More evocative description of Key West follows, some of it again from "After the Rain":
(The kites are flown;
the puddles are gone.)

The palm trees will make their entrance
into the evening sky. The water-tower
is silvered with metallic paint,
moon on stilts.
The moon-flower wilts.

The drafts earmarked for "Bone Key" include " 'From the shallow night-long graves ...,'" "The Street by the Cemetery," "Florida Deserta," "Edgar Allan Poe & The Juke-Box," and "After the Rain," which she continued working on after she moved to Brazil, writing to her editor at Houghton Mifflin in September 1953 that she intended to include it in her second collection.

To order drafts in subsequent sections, I've depended on the dates Bishop gave them or that Vassar affixed to them, on the testimony of Bishop's friends, on references provided in her letters and journals, on the conjectures of established scholars to whom I'm greatly indebted, and on my own sense of chronology derived from an immersion in Bishop's papers for many years. But it must be explicitly stated that the ordering of this material is in no manner definitive.

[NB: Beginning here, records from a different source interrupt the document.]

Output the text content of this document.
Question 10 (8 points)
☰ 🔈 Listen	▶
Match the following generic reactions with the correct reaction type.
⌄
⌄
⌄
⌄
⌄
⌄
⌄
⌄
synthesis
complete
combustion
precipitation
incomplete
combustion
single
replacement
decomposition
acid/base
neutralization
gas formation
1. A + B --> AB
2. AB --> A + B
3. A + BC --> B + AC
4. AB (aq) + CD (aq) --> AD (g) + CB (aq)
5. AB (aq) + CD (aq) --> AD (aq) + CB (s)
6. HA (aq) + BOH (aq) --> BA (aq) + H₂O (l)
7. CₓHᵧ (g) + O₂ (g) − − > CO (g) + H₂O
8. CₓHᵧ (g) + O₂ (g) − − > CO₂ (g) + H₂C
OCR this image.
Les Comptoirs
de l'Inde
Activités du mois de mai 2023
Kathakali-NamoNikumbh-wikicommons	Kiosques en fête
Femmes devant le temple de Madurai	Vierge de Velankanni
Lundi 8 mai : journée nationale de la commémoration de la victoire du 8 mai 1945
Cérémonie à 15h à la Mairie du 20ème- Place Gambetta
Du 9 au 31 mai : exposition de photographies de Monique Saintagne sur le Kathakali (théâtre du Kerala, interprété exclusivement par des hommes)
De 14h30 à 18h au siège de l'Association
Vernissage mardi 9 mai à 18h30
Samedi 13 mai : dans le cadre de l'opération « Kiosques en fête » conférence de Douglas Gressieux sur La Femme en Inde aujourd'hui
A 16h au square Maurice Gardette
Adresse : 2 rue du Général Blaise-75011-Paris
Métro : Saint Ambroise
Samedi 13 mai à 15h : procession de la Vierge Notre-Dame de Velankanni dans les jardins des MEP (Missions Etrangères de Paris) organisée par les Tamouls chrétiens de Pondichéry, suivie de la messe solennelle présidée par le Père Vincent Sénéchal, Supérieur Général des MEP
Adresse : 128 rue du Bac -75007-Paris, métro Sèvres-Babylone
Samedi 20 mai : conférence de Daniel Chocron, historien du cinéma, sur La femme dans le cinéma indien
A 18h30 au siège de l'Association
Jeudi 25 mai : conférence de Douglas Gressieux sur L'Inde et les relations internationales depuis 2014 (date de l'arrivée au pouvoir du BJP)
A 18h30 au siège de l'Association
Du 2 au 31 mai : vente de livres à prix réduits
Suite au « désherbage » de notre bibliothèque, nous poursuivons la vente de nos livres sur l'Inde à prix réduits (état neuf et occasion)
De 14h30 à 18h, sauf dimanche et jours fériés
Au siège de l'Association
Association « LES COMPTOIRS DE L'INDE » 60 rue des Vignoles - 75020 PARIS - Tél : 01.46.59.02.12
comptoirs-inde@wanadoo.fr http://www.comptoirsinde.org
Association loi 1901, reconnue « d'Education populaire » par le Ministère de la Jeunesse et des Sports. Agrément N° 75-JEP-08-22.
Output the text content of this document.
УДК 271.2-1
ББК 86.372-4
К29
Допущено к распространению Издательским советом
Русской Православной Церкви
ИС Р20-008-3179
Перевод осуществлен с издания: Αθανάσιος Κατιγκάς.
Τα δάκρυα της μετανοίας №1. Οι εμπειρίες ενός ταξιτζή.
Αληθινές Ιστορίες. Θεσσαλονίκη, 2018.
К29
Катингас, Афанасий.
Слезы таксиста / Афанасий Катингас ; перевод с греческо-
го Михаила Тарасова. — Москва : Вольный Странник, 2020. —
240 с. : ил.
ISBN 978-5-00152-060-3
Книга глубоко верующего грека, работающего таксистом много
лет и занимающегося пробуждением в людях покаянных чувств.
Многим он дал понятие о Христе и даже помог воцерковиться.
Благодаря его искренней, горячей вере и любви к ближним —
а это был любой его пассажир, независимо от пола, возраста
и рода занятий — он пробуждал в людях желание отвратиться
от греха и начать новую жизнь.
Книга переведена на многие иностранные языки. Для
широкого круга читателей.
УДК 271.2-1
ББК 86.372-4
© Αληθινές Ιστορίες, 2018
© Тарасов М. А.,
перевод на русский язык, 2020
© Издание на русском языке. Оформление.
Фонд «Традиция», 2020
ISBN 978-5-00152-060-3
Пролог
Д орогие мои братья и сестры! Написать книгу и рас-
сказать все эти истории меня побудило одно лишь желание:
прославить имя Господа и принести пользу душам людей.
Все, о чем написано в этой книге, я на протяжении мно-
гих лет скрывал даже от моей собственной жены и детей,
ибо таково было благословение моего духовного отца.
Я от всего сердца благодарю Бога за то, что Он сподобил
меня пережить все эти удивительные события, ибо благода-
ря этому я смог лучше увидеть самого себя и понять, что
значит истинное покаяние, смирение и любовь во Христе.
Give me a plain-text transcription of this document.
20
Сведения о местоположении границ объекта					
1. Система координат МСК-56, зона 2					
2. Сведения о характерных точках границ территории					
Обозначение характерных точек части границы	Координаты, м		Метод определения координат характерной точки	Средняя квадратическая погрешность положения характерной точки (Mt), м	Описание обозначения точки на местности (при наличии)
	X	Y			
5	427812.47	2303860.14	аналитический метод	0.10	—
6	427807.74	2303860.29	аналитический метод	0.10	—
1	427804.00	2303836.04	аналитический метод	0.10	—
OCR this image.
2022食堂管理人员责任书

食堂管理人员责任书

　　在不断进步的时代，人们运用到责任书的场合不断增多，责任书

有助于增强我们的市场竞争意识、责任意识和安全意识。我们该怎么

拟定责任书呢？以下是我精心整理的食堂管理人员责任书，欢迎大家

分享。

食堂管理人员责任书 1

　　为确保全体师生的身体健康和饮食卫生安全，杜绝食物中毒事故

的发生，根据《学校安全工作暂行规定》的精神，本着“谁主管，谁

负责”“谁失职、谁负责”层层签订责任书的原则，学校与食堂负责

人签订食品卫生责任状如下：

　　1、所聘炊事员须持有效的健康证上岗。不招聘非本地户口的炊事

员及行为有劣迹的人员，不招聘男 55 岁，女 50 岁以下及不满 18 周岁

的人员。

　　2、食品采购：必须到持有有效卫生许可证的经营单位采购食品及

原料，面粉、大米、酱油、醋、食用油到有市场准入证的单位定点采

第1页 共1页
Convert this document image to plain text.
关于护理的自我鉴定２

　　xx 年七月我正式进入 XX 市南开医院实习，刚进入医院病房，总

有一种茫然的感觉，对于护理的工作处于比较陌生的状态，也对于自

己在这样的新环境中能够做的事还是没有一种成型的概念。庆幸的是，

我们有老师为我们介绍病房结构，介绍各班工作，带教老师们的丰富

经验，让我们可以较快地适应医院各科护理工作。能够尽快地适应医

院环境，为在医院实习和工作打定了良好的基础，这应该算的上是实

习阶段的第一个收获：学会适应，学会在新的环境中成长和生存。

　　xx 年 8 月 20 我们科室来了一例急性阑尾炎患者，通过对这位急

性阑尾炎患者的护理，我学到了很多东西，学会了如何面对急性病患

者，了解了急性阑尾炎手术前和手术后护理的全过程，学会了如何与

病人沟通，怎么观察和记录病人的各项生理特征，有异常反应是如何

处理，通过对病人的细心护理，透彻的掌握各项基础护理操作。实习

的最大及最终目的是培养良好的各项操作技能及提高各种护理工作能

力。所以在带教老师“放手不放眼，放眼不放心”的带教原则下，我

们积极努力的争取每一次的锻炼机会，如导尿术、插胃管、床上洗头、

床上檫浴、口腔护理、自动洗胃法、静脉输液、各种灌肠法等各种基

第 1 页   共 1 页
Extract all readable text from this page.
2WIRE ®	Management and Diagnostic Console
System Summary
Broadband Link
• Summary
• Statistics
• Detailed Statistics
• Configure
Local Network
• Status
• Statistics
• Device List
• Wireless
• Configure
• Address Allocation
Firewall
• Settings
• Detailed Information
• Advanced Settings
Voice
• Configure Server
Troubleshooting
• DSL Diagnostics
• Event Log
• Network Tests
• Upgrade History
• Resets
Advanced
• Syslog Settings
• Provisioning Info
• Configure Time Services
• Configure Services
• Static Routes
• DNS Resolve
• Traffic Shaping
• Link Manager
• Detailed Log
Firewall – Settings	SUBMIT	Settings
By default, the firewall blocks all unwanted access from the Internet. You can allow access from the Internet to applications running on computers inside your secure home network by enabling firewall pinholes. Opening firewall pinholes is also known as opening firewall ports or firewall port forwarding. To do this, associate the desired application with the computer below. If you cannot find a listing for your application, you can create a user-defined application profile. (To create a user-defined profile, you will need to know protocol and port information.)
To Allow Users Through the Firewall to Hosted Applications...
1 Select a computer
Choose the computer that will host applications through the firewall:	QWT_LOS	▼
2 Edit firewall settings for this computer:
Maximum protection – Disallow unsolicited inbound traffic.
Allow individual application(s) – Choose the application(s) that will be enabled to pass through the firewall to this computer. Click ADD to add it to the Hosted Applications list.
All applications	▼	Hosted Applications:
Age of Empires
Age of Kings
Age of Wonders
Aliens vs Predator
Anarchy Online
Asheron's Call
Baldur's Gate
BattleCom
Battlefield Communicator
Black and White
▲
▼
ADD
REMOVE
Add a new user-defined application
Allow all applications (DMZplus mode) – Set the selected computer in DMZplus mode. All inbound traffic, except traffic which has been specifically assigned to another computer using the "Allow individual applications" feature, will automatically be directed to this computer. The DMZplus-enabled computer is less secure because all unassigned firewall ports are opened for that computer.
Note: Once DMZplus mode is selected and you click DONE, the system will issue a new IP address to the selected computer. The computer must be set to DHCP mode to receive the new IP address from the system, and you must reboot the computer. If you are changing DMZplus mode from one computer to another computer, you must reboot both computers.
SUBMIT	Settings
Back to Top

In transcribing the poems, I sought to present the most coherent, intact drafts, and I've indicated in the notes whether a draft is singular or one of several extant. Facsimile representation seemed the best way to reflect the state of some of the drafts (and the challenge of transcription) as well as the most exciting way to present them. (The note on the text which follows provides a more detailed description of sequencing, transcription, and other editorial decisions.)

Much, if not all, of the material assembled here has been quoted in the many excellent books on Bishop's poetry published in the years since her papers were graciously made available for study by her literary executor, Alice Methfessel. It's my hope that this book will provide an adventure for readers who love the established canon, enabling them to hear echoes and make connections based on their own intuitions and close reading of both the finished and the unfinished poems.